The voice on the other end of the line said, innocently enough, "Mr. Johnson, this is Miss Jones from MegaBank calling about your Wal-Mart credit card." The caller wanted to know when I might get around to making payments on my seriously delinquent account. Fair enough; except for one thing: I didn't have a Wal-Mart credit card.

My attempt to explain to Miss Jones that the account wasn't mine—that they had the wrong guy—was met with the news that, indeed, it was my name, social security number and previous address tied to the account. It was in precisely that moment when dread rushed over me and my stomach set to churning. This admittedly anal-retentive guy who obsessively pays his bills on time knew the sinking feeling could mean only one thing: someone had stolen my identity and embarked upon a Wal-Mart shopping spree.

That is how the name Eric Johnson landed on 2002's list of 10,000,000 million new victims of identity theft—a crime that robs Americans of an estimated $50 billion each year. And of the aftermath? Let's just say that what it took to finally clear my credit after the identity theft should also have been classified as criminal.

Enter the politicians. A few years ago, a well-intended Congress directed the Feds to create laws to combat identity theft. The new federal regulations—collectively coined 'Red Flags Rule'—require creditors, as defined by the Feds, to implement a written program to detect, prevent and respond to red flags that may indicate identity theft. The Federal Trade Commission is set to begin enforcement on November 1, with penalties of $3,500 per violation.

The hidden threat of the Red Flags Rule lies not in its intended purpose but in its broad definition of the creditors over which it has dominion. It covers any business that extends, renews or arranges credit—including those that provide goods or services first and allow customers to pay later. Just a few examples of creditors under the new rule include automobile dealers, finance companies, health care providers, mortgage brokers, real estate agents, retailers, telecommunications and utility companies and (gasp) attorneys. The guys who drop by to spray your lawn for weeds and leave the bill on your door; you guessed it, they're covered, too.

The written program that is required must be approved by the board of directors, a board committee or senior management.

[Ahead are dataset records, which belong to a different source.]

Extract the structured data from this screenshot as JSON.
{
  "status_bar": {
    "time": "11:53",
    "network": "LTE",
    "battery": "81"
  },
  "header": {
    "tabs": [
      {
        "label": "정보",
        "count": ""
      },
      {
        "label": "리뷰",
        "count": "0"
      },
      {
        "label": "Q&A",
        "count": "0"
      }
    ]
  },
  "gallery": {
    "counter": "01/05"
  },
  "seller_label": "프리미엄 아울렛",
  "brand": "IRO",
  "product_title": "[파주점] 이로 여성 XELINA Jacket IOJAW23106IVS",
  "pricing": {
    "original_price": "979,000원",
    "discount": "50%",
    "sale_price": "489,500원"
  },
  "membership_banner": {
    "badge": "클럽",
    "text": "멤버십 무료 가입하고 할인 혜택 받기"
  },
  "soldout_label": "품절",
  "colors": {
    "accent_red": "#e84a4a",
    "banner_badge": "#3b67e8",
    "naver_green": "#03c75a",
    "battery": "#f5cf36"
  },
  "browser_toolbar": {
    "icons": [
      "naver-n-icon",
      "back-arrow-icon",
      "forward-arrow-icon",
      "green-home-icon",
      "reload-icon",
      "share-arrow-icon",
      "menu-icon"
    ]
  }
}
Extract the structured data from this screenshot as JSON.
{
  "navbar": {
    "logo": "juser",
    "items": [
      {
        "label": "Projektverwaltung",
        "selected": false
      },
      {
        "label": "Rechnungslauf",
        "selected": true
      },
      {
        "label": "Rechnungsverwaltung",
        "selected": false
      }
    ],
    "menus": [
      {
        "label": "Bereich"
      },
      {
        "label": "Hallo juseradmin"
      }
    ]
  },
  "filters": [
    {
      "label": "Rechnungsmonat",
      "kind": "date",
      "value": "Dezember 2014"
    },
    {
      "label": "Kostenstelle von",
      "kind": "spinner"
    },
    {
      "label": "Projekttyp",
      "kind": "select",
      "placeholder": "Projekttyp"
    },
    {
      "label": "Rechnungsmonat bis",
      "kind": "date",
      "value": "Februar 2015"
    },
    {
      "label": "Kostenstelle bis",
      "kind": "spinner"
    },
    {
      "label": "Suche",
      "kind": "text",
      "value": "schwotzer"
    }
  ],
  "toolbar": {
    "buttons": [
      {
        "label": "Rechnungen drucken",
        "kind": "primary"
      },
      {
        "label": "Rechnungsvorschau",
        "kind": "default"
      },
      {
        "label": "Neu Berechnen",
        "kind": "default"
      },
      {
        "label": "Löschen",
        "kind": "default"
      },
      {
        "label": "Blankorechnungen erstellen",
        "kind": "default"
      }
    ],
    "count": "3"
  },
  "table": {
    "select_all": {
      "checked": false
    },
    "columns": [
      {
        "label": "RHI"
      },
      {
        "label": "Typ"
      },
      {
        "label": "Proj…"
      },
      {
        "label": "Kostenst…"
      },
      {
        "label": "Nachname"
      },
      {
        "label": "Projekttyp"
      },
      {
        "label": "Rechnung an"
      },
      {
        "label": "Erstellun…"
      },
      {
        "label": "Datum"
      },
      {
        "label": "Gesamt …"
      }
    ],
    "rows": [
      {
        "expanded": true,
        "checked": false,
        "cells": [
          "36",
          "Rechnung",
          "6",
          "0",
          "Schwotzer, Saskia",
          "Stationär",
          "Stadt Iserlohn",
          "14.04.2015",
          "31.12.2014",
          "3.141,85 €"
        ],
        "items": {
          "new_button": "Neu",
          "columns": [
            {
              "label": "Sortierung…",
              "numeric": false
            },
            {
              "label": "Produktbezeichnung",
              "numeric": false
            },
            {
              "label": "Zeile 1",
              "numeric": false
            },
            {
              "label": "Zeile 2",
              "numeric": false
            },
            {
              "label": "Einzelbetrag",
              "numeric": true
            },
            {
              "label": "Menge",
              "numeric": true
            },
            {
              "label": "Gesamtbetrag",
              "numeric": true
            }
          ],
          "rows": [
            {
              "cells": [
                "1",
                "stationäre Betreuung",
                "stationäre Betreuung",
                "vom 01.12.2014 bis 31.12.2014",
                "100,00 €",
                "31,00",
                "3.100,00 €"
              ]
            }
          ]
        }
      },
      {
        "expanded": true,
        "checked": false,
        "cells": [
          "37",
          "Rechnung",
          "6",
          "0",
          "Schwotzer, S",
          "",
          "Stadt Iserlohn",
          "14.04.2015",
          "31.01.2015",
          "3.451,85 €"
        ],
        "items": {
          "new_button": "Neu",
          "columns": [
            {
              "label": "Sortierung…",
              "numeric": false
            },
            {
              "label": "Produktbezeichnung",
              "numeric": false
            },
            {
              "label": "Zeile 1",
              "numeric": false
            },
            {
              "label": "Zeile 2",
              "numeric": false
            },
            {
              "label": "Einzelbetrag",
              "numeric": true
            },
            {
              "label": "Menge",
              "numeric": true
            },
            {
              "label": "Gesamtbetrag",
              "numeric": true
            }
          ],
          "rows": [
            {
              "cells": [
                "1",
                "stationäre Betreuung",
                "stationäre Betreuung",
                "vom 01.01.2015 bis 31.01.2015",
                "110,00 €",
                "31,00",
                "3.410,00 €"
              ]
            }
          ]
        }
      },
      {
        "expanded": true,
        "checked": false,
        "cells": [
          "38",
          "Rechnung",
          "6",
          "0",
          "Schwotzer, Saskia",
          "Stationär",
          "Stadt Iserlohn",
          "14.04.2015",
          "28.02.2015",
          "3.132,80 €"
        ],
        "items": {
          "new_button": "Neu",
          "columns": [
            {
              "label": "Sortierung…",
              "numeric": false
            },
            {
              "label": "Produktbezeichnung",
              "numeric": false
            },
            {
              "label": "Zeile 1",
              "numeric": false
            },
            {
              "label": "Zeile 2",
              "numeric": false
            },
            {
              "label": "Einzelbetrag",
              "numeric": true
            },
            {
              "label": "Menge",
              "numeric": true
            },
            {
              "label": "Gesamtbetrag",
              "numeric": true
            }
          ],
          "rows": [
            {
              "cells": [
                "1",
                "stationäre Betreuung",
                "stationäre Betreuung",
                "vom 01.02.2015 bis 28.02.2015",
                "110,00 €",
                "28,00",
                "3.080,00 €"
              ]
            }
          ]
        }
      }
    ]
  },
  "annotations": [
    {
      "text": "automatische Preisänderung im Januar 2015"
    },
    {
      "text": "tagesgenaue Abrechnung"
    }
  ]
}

Once in place, periodic risk assessments must be conducted, and the Feds expect creditors to update their programs as technology changes and as identity thieves alter their tactics.

Whether or not the Red Flags Rule would have kept me from becoming a victim of identity theft is uncertain. One thing, however, is certain: Come November 1, businesses not in compliance with the Red Flags Rule face penalties of $3,500 per violation—even if they never considered themselves as creditors.